Deshka S Foster, Clement D Marshall, Gunsagar S Gulati, Malini S Chinta, Alan Nguyen, Ankit Salhotra, R Ellen Jones, Austin Burcham, Tristan Lerbs, Lu Cui, Megan E King, Ashley L Titan, R Chase Ransom, Anoop Manjunath, Michael S Hu, Charles P Blackshear, Shamik Mascharak, Alessandra L Moore, Jeffrey A Norton, Cindy J Kin, Andrew A Shelton, Michael Januszyk, Geoffrey C Gurtner, Gerlinde Wernig, Michael T Longaker

PubMed ID:

32792541

Funding Grants:

Stem Cell Training Program at CSU Fullerton – A Bridge to Stem Cell Research
Bridges to Stem Cell Research, Therapy and Careers: A Talent Development Program for Training Diverse Undergraduates for Careers in Regenerative Medicine

Public Summary:

Adhesions are fibrotic scars that form between abdominal organs following surgery or infection, and may cause bowel obstruction, chronic pain, or infertility. Our understanding of adhesion biology is limited, which explains the paucity of anti-adhesion treatments. Here we present a systematic analysis of mouse and human adhesion tissues. First, we show that adhesions derive primarily from the visceral peritoneum, consistent with our clinical experience that adhesions form primarily following laparotomy rather than laparoscopy.

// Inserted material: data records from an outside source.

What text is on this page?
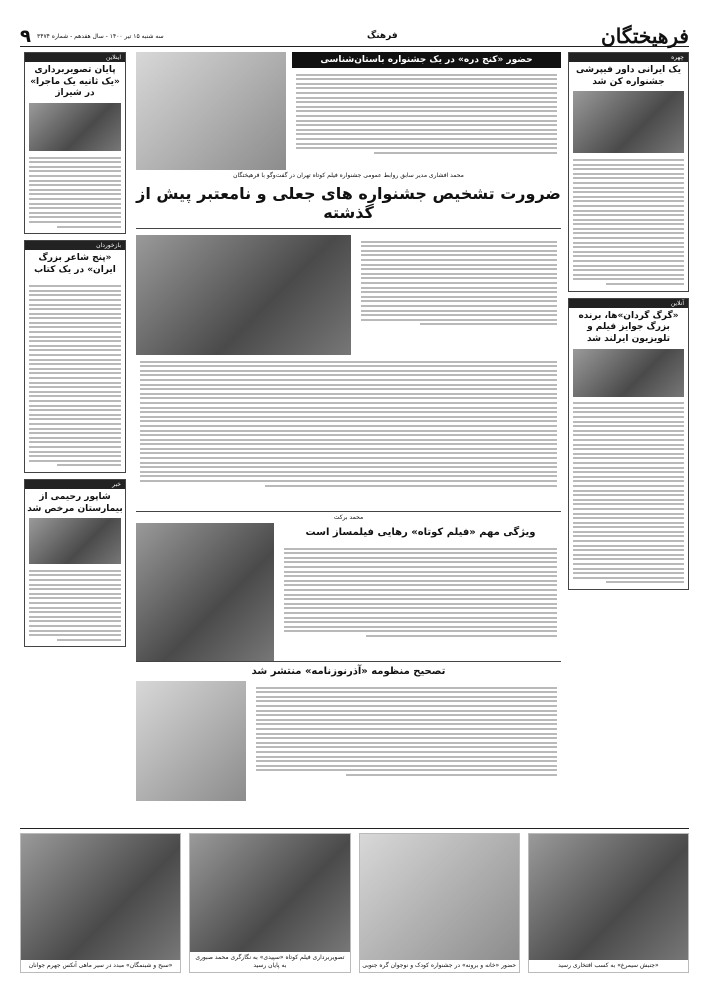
فرهیختگان
فرهنگ
سه شنبه ۱۵ تیر ۱۴۰۰ - سال هفدهم - شماره ۳۴۷۴
۹
چهره
یک ایرانی داور فیپرشی جشنواره کن شد
آنلاین
«گرگ گردان»ها، برنده بزرگ جوایز فیلم و تلویزیون ایرلند شد
اینلاین
پایان تصویربرداری «یک ثانیه یک ماجرا» در شیراز
بازخوردان
«پنج شاعر بزرگ ایران» در یک کتاب
خبر
شاپور رحیمی از بیمارستان مرخص شد
حضور «کنج دره» در یک جشنواره باستان‌شناسی
محمد افشاری مدیر سابق روابط عمومی جشنواره فیلم کوتاه تهران در گفت‌وگو با فرهیختگان
ضرورت تشخیص جشنواره های جعلی و نامعتبر پیش از گذشته
محمد برکت
ویژگی مهم «فیلم کوتاه» رهایی فیلمساز است
تصحیح منظومه «آذرنوزنامه» منتشر شد
«جنبش سیمرغ» به کسب افتخاری رسید
حضور «خانه و برونه» در جشنواره کودک و نوجوان گره جنوبی
تصویربرداری فیلم کوتاه «سپیدی» به نگارگری محمد صبوری به پایان رسید
«سبح و شبنمگان» مبدد در سیر ماهی آنکس جهرم جوانان
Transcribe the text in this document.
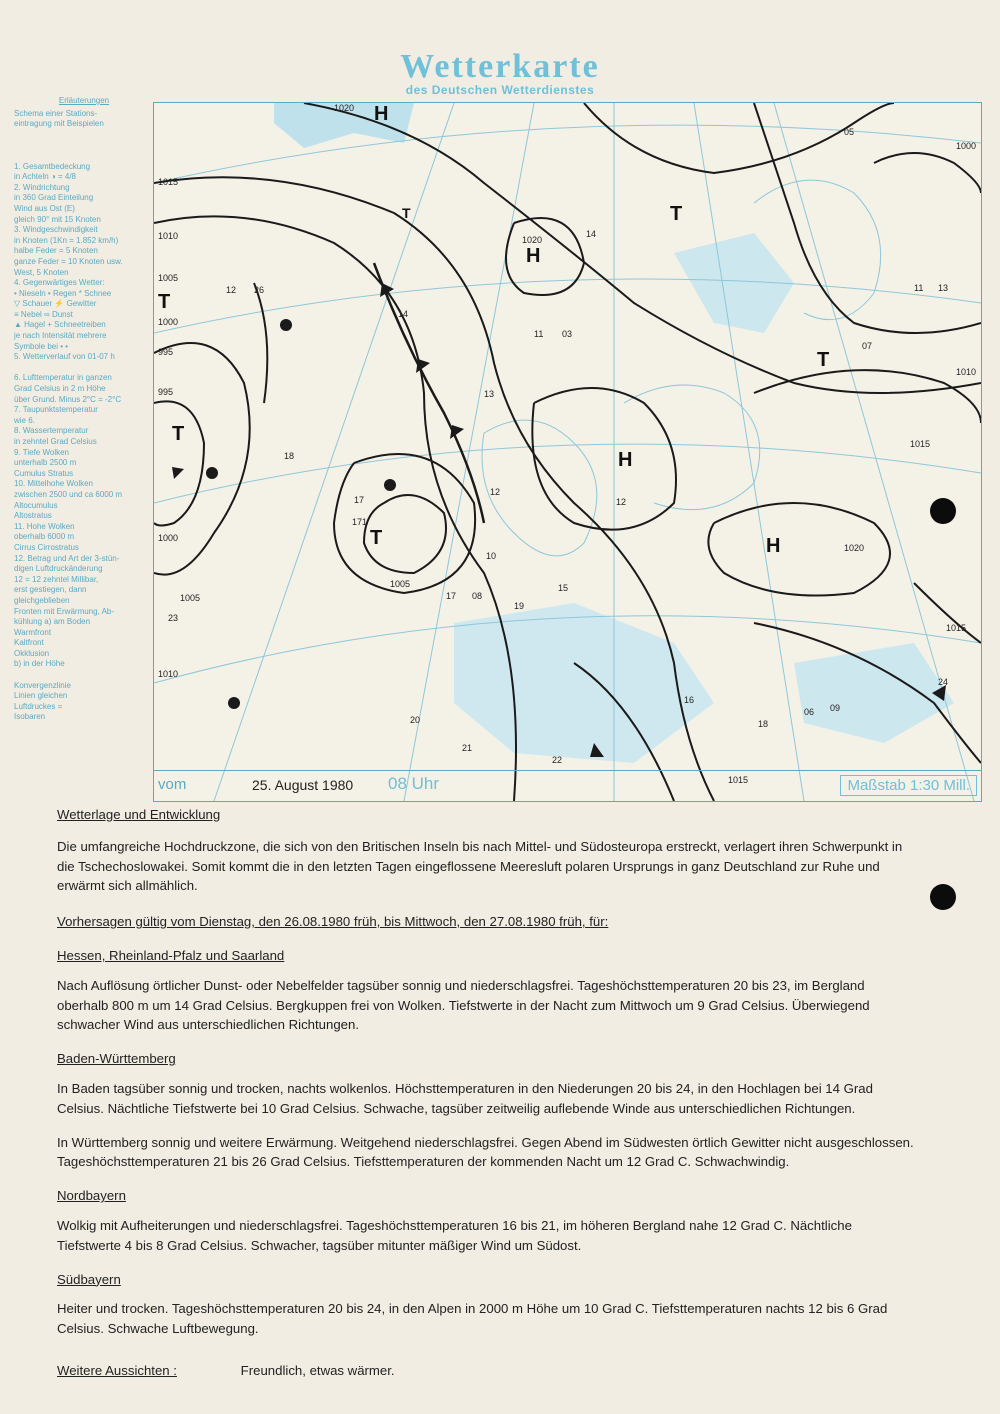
Wetterkarte
des Deutschen Wetterdienstes
Erläuterungen
Schema einer Stations-
eintragung mit Beispielen
1. Gesamtbedeckung
in Achteln ◑ = 4/8
2. Windrichtung
in 360 Grad Einteilung
Wind aus Ost (E)
gleich 90° mit 15 Knoten
3. Windgeschwindigkeit
in Knoten (1Kn = 1.852 km/h)
halbe Feder = 5 Knoten
ganze Feder = 10 Knoten usw.
West, 5 Knoten
4. Gegenwärtiges Wetter:
• Nieseln • Regen * Schnee
▽ Schauer ⚡ Gewitter
≡ Nebel ∞ Dunst
▲ Hagel + Schneetreiben
je nach Intensität mehrere
Symbole bei • •
5. Wetterverlauf von 01-07 h
6. Lufttemperatur in ganzen
Grad Celsius in 2 m Höhe
über Grund. Minus 2°C = -2°C
7. Taupunktstemperatur
wie 6.
8. Wassertemperatur
in zehntel Grad Celsius
9. Tiefe Wolken
unterhalb 2500 m
Cumulus Stratus
10. Mittelhohe Wolken
zwischen 2500 und ca 6000 m
Altocumulus
Altostratus
11. Hohe Wolken
oberhalb 6000 m
Cirrus Cirrostratus
12. Betrag und Art der 3-stün-
digen Luftdruckänderung
12 = 12 zehntel Millibar,
erst gestiegen, dann
gleichgeblieben
Fronten mit Erwärmung, Ab-
kühlung a) am Boden
Warmfront
Kaltfront
Okklusion
b) in der Höhe
Konvergenzlinie
Linien gleichen
Luftdruckes =
Isobaren
H
H
H
H
T
T
T
T
T
T
1020
1015
1010
1005
1000
995
995
1000
1005
1010
1015
1020
1020
1015
1015
1010
1005
1000
12 26
18
17
171
14
13
12
11 03
19
10
15
17 08
21
22
20	18
16
09
07
06
05
11 13
24
23
14
12
vom	25. August 1980 08 Uhr	Maßstab 1:30 Mill.
Wetterlage und Entwicklung

Die umfangreiche Hochdruckzone, die sich von den Britischen Inseln bis nach Mittel- und Südosteuropa erstreckt, verlagert ihren Schwerpunkt in die Tschechoslowakei. Somit kommt die in den letzten Tagen eingeflossene Meeresluft polaren Ursprungs in ganz Deutschland zur Ruhe und erwärmt sich allmählich.

Vorhersagen gültig vom Dienstag, den 26.08.1980 früh, bis Mittwoch, den 27.08.1980 früh, für:
Hessen, Rheinland-Pfalz und Saarland

Nach Auflösung örtlicher Dunst- oder Nebelfelder tagsüber sonnig und niederschlagsfrei. Tageshöchsttemperaturen 20 bis 23, im Bergland oberhalb 800 m um 14 Grad Celsius. Bergkuppen frei von Wolken. Tiefstwerte in der Nacht zum Mittwoch um 9 Grad Celsius. Überwiegend schwacher Wind aus unterschiedlichen Richtungen.

Baden-Württemberg

In Baden tagsüber sonnig und trocken, nachts wolkenlos. Höchsttemperaturen in den Niederungen 20 bis 24, in den Hochlagen bei 14 Grad Celsius. Nächtliche Tiefstwerte bei 10 Grad Celsius. Schwache, tagsüber zeitweilig auflebende Winde aus unterschiedlichen Richtungen.

In Württemberg sonnig und weitere Erwärmung. Weitgehend niederschlagsfrei. Gegen Abend im Südwesten örtlich Gewitter nicht ausgeschlossen. Tageshöchsttemperaturen 21 bis 26 Grad Celsius. Tiefsttemperaturen der kommenden Nacht um 12 Grad C. Schwachwindig.

Nordbayern

Wolkig mit Aufheiterungen und niederschlagsfrei. Tageshöchsttemperaturen 16 bis 21, im höheren Bergland nahe 12 Grad C. Nächtliche Tiefstwerte 4 bis 8 Grad Celsius. Schwacher, tagsüber mitunter mäßiger Wind um Südost.

Südbayern

Heiter und trocken. Tageshöchsttemperaturen 20 bis 24, in den Alpen in 2000 m Höhe um 10 Grad C. Tiefsttemperaturen nachts 12 bis 6 Grad Celsius. Schwache Luftbewegung.

Weitere Aussichten :	Freundlich, etwas wärmer.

Second, adhesions are formed by poly-clonal proliferating tissue-resident fibroblasts. Third, using single cell RNA-sequencing, we identify heterogeneity among adhesion fibroblasts, which is more pronounced at early timepoints. Fourth, JUN promotes adhesion formation and results in upregulation of PDGFRA expression. With JUN suppression, adhesion formation is diminished. Our findings support JUN as a therapeutic target to prevent adhesions. An anti-JUN therapy that could be applied intra-operatively to prevent adhesion formation could dramatically improve the lives of surgical patients.

Scientific Abstract:

Adhesions are fibrotic scars that form between abdominal organs following surgery or infection, and may cause bowel obstruction, chronic pain, or infertility. Our understanding of adhesion biology is limited, which explains the paucity of anti-adhesion treatments. Here we present a systematic analysis of mouse and human adhesion tissues. First, we show that adhesions derive primarily from the visceral peritoneum, consistent with our clinical experience that adhesions form primarily following laparotomy rather than laparoscopy. Second, adhesions are formed by poly-clonal proliferating tissue-resident fibroblasts. Third, using single cell RNA-sequencing, we identify heterogeneity among adhesion fibroblasts, which is more pronounced at early timepoints. Fourth, JUN promotes adhesion formation and results in upregulation of PDGFRA expression. With JUN suppression, adhesion formation is diminished. Our findings support JUN as a therapeutic target to prevent adhesions. An anti-JUN therapy that could be applied intra-operatively to prevent adhesion formation could dramatically improve the lives of surgical patients.